- The Washington Times - Friday, March 16, 2007

WALTHAM, Mass. — His church started in his living room, growing steadily as it moved wherever it found space, from public parks, to a YMCA to a former woodworking shop.

But by 2002, the New Covenant Christian Church of Cambridge was straining the old shop’s walls, and the Rev. Thomas St. Louis knew more room was sorely needed. Then, the financial stress on the Boston Archdiocese provided an opportunity for Mr. St. Louis’ Haitian-American congregation.

Mr. St. Louis’ church now meets at the former St. Joseph Church in Waltham, which was among 44 church buildings shut down as 62 Roman Catholic parishes were dissolved in a broad consolidation in the Boston Archdiocese that began in 2004.

About half of the 26 church properties that have been sold are being used for new housing, while eight were purchased by other churches, including New Covenant, a 400-member evangelical Protestant church.

Now when Mr. St. Louis delivers his sermons in Creole, he is preaching to empty pews that his church has a chance to fill.

“Honestly from my heart, I wish the Catholic Church in Boston and greater Boston never had any problems to force the cardinal to sell those churches, because I know what those churches meant to the parish,” he said.

But one positive result, he said, is “the church could be used again as a church.”

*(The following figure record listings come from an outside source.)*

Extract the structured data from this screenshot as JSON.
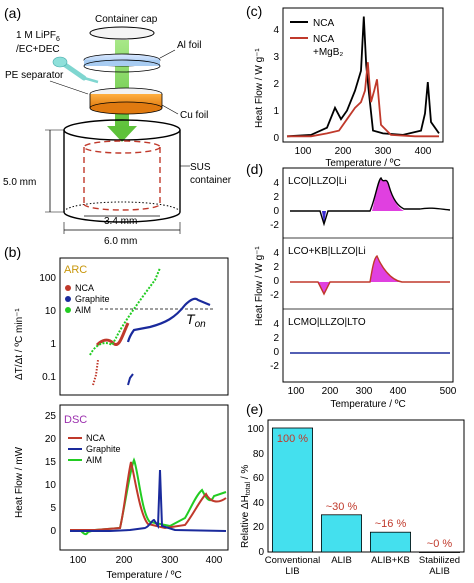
{
  "panels": {
    "a": {
      "label": "(a)",
      "container_cap": "Container cap",
      "electrolyte_l1": "1 M LiPF",
      "electrolyte_sub": "6",
      "electrolyte_l2": "/EC+DEC",
      "al_foil": "Al foil",
      "pe_separator": "PE separator",
      "cu_foil": "Cu foil",
      "sus_l1": "SUS",
      "sus_l2": "container",
      "height_dim": "5.0 mm",
      "inner_dim": "3.4 mm",
      "outer_dim": "6.0 mm"
    },
    "b": {
      "label": "(b)",
      "arc_tag": "ARC",
      "dsc_tag": "DSC",
      "arc_ylabel": "ΔT/Δt / ºC min⁻¹",
      "dsc_ylabel": "Heat Flow / mW",
      "xlabel": "Temperature / ºC",
      "ton_label": "T",
      "ton_sub": "on",
      "legend": [
        "NCA",
        "Graphite",
        "AIM"
      ],
      "arc_yticks": [
        "100",
        "10",
        "1",
        "0.1"
      ],
      "dsc_yticks": [
        "0",
        "5",
        "10",
        "15",
        "20",
        "25"
      ],
      "xticks": [
        "100",
        "200",
        "300",
        "400"
      ]
    },
    "c": {
      "label": "(c)",
      "ylabel": "Heat Flow / W g⁻¹",
      "xlabel": "Temperature / ºC",
      "yticks": [
        "0",
        "1",
        "2",
        "3",
        "4"
      ],
      "xticks": [
        "100",
        "200",
        "300",
        "400"
      ],
      "legend1": "NCA",
      "legend2_l1": "NCA",
      "legend2_l2": "+MgB₂"
    },
    "d": {
      "label": "(d)",
      "ylabel": "Heat Flow / W g⁻¹",
      "xlabel": "Temperature / ºC",
      "sub1": "LCO|LLZO|Li",
      "sub2": "LCO+KB|LLZO|Li",
      "sub3": "LCMO|LLZO|LTO",
      "yticks1": [
        "4",
        "2",
        "0",
        "-2"
      ],
      "yticks2": [
        "4",
        "2",
        "0",
        "-2"
      ],
      "yticks3": [
        "4",
        "2",
        "0",
        "-2"
      ],
      "xticks": [
        "100",
        "200",
        "300",
        "400",
        "500"
      ]
    },
    "e": {
      "label": "(e)",
      "ylabel_pre": "Relative ΔH",
      "ylabel_sub": "total",
      "ylabel_post": " / %",
      "yticks": [
        "0",
        "20",
        "40",
        "60",
        "80",
        "100"
      ]
    }
  },
  "colors": {
    "nca": "#c0392b",
    "graphite": "#1a2a9c",
    "aim": "#22cc22",
    "bar": "#44e0ee",
    "annot": "#c0392b",
    "ton_line": "#000000",
    "magenta": "#e040e0"
  },
  "chart_data": [
    {
      "type": "bar",
      "panel": "e",
      "categories": [
        "Conventional LIB",
        "ALIB",
        "ALIB+KB",
        "Stabilized ALIB"
      ],
      "values": [
        100,
        30,
        16,
        0
      ],
      "value_labels": [
        "100 %",
        "~30 %",
        "~16 %",
        "~0 %"
      ],
      "ylim": [
        0,
        100
      ]
    },
    {
      "type": "line",
      "panel": "c",
      "xlim": [
        50,
        450
      ],
      "ylim": [
        -0.2,
        4.5
      ],
      "series": [
        {
          "name": "NCA",
          "x": [
            60,
            120,
            160,
            180,
            195,
            210,
            230,
            245,
            252,
            258,
            265,
            275,
            300,
            350,
            395,
            405,
            412,
            420,
            440
          ],
          "y": [
            0,
            0.05,
            0.3,
            1.0,
            0.6,
            0.9,
            1.6,
            2.3,
            4.2,
            2.5,
            1.5,
            0.2,
            0.1,
            0.05,
            0.2,
            0.8,
            1.9,
            0.5,
            0.1
          ]
        },
        {
          "name": "NCA +MgB₂",
          "x": [
            60,
            120,
            160,
            190,
            210,
            230,
            245,
            255,
            262,
            270,
            278,
            285,
            295,
            320,
            380,
            440
          ],
          "y": [
            0,
            0,
            0.1,
            0.2,
            0.6,
            1.0,
            1.2,
            1.6,
            2.6,
            1.2,
            1.6,
            2.0,
            0.4,
            0.05,
            0,
            0
          ]
        }
      ]
    }
  ]
}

Other churches with strong ethnic identities such as New Covenant’s have found homes in former Catholic properties, including another Haitian congregation that bought St. Peter in Malden. A Serbian Orthodox church bought Immaculate Conception in Cambridge and a Greek Orthodox church bought St. James in Arlington.

Jubilee Christian Church in Boston, one of New England’s largest churches, purchased Our Lady of the Rosary in Stoughton as a satellite for an estimated 2,000 members who live in that area. Another Protestant congregation, Greater Faith Pentecostal Worship Center, bought St. Joseph in Boston’s Hyde Park.

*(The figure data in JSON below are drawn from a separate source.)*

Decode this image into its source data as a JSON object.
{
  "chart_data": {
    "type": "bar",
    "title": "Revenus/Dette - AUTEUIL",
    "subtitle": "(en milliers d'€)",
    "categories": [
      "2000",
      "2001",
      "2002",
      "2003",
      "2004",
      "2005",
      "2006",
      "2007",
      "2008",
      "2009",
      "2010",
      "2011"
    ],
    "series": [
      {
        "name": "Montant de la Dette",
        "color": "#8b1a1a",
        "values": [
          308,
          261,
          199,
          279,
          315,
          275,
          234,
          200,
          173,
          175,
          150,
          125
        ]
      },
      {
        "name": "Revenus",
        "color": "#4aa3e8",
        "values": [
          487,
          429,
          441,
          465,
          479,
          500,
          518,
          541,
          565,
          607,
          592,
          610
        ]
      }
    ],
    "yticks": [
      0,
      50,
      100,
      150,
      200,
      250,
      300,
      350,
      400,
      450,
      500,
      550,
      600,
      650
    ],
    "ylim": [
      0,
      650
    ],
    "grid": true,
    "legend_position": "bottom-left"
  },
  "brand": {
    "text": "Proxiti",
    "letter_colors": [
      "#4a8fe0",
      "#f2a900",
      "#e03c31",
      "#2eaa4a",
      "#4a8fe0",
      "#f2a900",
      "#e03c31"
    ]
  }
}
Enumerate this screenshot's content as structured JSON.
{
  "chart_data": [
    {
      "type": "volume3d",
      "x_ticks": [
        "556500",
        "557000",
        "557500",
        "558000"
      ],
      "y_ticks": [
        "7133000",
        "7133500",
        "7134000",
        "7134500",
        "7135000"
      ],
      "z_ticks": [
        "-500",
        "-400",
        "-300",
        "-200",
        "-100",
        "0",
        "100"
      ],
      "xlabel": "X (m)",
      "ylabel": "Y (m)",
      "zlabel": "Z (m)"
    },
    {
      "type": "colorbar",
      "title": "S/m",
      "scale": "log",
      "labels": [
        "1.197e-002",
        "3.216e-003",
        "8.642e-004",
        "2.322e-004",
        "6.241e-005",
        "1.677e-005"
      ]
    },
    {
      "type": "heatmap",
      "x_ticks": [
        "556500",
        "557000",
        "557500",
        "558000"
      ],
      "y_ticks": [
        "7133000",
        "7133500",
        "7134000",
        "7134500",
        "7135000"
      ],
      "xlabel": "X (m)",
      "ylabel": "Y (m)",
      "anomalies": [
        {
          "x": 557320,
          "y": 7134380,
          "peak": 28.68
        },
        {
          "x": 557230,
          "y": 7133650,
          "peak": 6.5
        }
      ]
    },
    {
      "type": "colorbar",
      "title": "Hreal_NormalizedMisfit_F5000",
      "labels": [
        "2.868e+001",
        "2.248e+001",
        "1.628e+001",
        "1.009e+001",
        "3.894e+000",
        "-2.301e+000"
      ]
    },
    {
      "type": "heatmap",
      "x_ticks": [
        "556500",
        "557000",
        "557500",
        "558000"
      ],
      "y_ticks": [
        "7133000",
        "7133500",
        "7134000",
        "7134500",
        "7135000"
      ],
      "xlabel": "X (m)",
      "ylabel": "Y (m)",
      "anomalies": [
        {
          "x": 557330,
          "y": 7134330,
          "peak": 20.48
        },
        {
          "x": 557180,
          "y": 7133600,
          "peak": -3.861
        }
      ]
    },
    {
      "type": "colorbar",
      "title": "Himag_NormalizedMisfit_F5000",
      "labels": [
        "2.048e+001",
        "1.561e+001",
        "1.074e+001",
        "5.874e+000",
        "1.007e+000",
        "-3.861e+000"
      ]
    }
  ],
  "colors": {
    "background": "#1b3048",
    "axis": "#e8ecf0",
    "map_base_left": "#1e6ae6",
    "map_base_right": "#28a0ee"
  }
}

The little-known Swedenborgian church purchased Our Lady Help of Christians in Concord. And a Nazarene congregation bought St. Alphonsus in Danvers.

“Obviously we would have preferred to continue to operate these as Catholic churches,” said Terry Donilon, a spokesman for the archdiocese. But, he added, “in many cases, we have helped other congregations carry on many good works in communities, where they work to benefit people in need.”

The church closings were needed to deal with declining attendance, a priest shortage and money woes brought on in part by the clergy sex-abuse scandal. When the archdiocese put its properties on the market, top price was a priority, but it wasn’t the only factor. Community impact and planned use of the property were also considered.

For example, a proposal for a health care center at St. Boniface in Quincy was nixed because it could have involved counseling for abortion. The property is being used by a YMCA after-school program.

Fourteen of the 26 church buildings sold were slated for housing — ranging from subsidized units to luxury housing. Two other buildings were sold separately to Tufts University and Northeastern University. The former Immaculate Conception in Winchester is a day care center and Asuncion in Lawrence was sold to be used for commercial space.

The archdiocese has completed $62 million in sales of properties put on the market by reconfiguration, and seven church buildings remain on the market.

Among churches not now on the market, 14 are tied up in canonical or legal appeals by parishioners trying to reverse the archdiocese’s decision to shutter them, including five that are still occupied by parishioners angry and hurt over what they say are unjustified closings.

The Rev. Nicholas Kastanas knew there was a lot of pain when parishioners from St. James in Arlington joined members of his Greek Orthodox congregation on a ceremonial, mile-long march from his old building, after his church purchased St. James in late 2005.

But Father Kastanas believes his congregation at St. Athanasius the Great will continue to be a blessing to the area. Since 2001, his church had been standing-room only at services, with 500 or more people squeezing into a space that comfortably held about 330. A tiny parking lot held 30 cars, and crossing a busy road was too harrowing for many would-be worshippers.

Efforts to purchase an adjacent property were continually stymied, but then the St. James property went on the market.

The $6 million purchase bought the church room for as many as 900 congregants, as well as its expanding programs for seniors, youth and social outreach.